Hence, the roots of the quadratic equation √3x² - 2√2x - 2√3 = 0 are - √(⅔) &  -√6 .

★★ METHOD TO FIND SOLUTION OF a quadratic equation by FACTORIZATION METHOD :  

We first write the given quadratic polynomial as product of two linear factors by splitting the middle term and then equate each factor to zero to get desired roots of given quadratic equation.

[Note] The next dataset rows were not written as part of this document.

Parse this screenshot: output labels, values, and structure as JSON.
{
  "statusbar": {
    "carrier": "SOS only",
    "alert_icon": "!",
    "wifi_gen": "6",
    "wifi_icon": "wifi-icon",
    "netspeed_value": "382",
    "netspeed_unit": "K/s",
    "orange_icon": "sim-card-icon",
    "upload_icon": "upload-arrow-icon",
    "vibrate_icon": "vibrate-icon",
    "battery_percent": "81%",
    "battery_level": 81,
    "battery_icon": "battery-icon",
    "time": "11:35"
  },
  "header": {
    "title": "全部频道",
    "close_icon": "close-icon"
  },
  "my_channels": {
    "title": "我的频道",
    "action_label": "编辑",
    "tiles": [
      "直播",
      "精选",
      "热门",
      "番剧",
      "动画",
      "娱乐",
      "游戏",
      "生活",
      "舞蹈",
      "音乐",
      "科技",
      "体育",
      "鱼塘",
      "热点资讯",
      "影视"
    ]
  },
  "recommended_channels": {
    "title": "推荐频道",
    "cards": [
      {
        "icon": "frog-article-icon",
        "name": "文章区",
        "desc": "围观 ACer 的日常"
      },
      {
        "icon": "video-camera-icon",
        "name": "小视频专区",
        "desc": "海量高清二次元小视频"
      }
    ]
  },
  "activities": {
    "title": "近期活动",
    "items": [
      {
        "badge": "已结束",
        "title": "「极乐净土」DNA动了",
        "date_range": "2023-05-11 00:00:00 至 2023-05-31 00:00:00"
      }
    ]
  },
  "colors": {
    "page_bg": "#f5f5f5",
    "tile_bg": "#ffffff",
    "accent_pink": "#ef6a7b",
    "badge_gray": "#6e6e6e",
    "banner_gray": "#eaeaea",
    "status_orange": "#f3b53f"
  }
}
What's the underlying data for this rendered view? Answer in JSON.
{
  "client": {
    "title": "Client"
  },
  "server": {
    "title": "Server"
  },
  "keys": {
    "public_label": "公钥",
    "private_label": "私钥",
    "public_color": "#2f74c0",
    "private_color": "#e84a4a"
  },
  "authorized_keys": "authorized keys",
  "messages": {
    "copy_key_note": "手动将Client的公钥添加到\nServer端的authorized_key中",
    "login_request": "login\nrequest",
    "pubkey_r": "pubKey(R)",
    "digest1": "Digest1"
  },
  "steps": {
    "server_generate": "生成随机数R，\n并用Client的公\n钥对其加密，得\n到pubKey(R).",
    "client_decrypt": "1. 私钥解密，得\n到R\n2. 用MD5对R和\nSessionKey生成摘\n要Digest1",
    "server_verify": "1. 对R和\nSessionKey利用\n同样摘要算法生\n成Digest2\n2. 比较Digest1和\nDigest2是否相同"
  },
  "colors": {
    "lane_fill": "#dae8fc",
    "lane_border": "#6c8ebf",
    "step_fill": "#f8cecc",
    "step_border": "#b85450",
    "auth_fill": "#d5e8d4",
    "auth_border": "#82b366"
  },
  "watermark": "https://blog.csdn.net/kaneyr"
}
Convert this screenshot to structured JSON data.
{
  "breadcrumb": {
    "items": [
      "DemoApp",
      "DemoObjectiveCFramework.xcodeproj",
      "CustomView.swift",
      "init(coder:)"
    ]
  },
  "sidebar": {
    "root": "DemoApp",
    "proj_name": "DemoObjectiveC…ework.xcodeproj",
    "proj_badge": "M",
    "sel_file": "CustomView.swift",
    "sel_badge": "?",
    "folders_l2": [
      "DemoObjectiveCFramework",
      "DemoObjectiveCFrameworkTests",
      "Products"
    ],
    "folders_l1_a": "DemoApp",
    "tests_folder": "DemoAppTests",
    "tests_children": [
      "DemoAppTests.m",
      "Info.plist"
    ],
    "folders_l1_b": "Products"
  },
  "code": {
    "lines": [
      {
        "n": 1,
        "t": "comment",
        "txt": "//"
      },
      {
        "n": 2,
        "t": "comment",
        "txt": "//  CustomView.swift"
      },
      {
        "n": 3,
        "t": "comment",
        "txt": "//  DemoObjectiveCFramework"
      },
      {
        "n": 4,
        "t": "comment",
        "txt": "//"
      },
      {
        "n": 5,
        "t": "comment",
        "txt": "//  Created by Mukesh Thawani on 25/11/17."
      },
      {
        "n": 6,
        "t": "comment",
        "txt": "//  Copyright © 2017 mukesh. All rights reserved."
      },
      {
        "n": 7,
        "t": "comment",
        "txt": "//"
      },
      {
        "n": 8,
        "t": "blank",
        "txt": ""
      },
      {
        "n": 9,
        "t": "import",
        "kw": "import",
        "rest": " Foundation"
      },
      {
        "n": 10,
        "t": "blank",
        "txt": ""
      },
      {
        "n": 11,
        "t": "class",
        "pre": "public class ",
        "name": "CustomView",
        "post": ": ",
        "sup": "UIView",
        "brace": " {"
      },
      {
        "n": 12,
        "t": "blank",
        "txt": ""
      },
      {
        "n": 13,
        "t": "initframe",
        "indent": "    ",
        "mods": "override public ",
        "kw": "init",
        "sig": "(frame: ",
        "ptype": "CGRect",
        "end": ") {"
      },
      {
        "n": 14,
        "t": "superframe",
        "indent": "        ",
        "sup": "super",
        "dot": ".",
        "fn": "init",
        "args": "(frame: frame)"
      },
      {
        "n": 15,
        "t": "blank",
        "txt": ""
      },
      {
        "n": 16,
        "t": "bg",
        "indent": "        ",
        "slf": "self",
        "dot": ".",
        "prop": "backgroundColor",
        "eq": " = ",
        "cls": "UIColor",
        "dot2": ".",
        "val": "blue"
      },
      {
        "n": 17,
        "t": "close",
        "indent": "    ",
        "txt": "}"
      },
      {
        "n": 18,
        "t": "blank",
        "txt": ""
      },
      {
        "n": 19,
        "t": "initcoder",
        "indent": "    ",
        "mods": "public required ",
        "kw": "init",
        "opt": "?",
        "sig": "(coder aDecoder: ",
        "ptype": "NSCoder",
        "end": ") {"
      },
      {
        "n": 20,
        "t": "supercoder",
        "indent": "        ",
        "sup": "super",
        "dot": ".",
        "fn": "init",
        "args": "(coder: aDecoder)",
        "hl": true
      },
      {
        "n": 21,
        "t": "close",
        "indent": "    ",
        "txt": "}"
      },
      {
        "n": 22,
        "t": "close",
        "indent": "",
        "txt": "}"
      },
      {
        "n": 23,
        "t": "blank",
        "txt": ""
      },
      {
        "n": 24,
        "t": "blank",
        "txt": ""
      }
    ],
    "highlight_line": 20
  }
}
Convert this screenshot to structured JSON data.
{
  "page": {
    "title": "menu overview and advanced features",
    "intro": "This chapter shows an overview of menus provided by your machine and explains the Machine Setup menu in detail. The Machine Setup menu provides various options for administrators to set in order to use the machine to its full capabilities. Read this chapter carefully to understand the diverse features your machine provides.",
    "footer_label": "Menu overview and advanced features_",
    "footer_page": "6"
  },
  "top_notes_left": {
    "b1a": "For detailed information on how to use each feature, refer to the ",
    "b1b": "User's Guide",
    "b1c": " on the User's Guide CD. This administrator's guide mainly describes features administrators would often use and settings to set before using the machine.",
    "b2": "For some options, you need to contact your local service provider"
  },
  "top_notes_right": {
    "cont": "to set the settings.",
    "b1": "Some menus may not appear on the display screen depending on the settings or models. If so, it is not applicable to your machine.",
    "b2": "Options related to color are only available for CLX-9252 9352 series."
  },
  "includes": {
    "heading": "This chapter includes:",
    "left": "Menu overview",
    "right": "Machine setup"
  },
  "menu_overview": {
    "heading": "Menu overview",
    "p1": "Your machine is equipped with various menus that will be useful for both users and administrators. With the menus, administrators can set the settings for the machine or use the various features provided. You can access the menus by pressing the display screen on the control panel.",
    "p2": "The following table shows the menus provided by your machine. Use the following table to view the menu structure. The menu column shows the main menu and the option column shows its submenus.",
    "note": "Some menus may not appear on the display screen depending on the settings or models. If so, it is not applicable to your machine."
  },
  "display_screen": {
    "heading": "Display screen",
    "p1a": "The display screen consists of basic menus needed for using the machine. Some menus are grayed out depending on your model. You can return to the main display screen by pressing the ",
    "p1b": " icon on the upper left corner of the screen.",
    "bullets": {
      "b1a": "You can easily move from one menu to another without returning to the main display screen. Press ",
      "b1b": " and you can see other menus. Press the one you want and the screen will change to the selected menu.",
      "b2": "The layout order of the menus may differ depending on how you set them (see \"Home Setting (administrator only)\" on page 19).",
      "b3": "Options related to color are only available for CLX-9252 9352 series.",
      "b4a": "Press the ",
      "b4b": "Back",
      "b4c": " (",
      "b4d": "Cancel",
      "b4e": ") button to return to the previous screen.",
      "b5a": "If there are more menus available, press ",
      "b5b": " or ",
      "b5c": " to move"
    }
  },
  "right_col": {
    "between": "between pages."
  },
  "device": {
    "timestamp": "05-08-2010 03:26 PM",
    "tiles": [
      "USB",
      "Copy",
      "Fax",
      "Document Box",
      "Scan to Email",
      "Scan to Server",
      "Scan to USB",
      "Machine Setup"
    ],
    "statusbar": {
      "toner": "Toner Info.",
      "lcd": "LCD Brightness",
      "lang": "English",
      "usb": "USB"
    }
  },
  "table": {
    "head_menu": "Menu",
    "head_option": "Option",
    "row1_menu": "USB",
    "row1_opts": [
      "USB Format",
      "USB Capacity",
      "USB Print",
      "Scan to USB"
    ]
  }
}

HOPE THIS ANSWER WILL HELP YOU….

Answer 2

√3x² - 2√2x - 2√3 = 0

Splitting the middle term of the given quadratic equation,

=> √3x² - 3√2x + √2x - 2√3 = 0

Taking out common factors,

=> √3x * ( x - √6 ) + √2 * ( x - √6 ) = 0

Again taking out common factors,

=> ( x - √6 ) * ( √3x + √2 ) = 0

We can omit writing " * " between the given terms in brackets so the actual result,

=> ( x - √6 ) ( √3x + √2 ) = 0

Therefore following the zero product rule,

=> ( x - √6 ) = 0 OR ( √3x + √2 ) = 0
=> x = √6 OR x = - √2 / √3
=> x = √6 OR x = - √(⅔)

Therefore, we conclude that, the roots of the given quadratic equation are,
√6 and -√(⅔)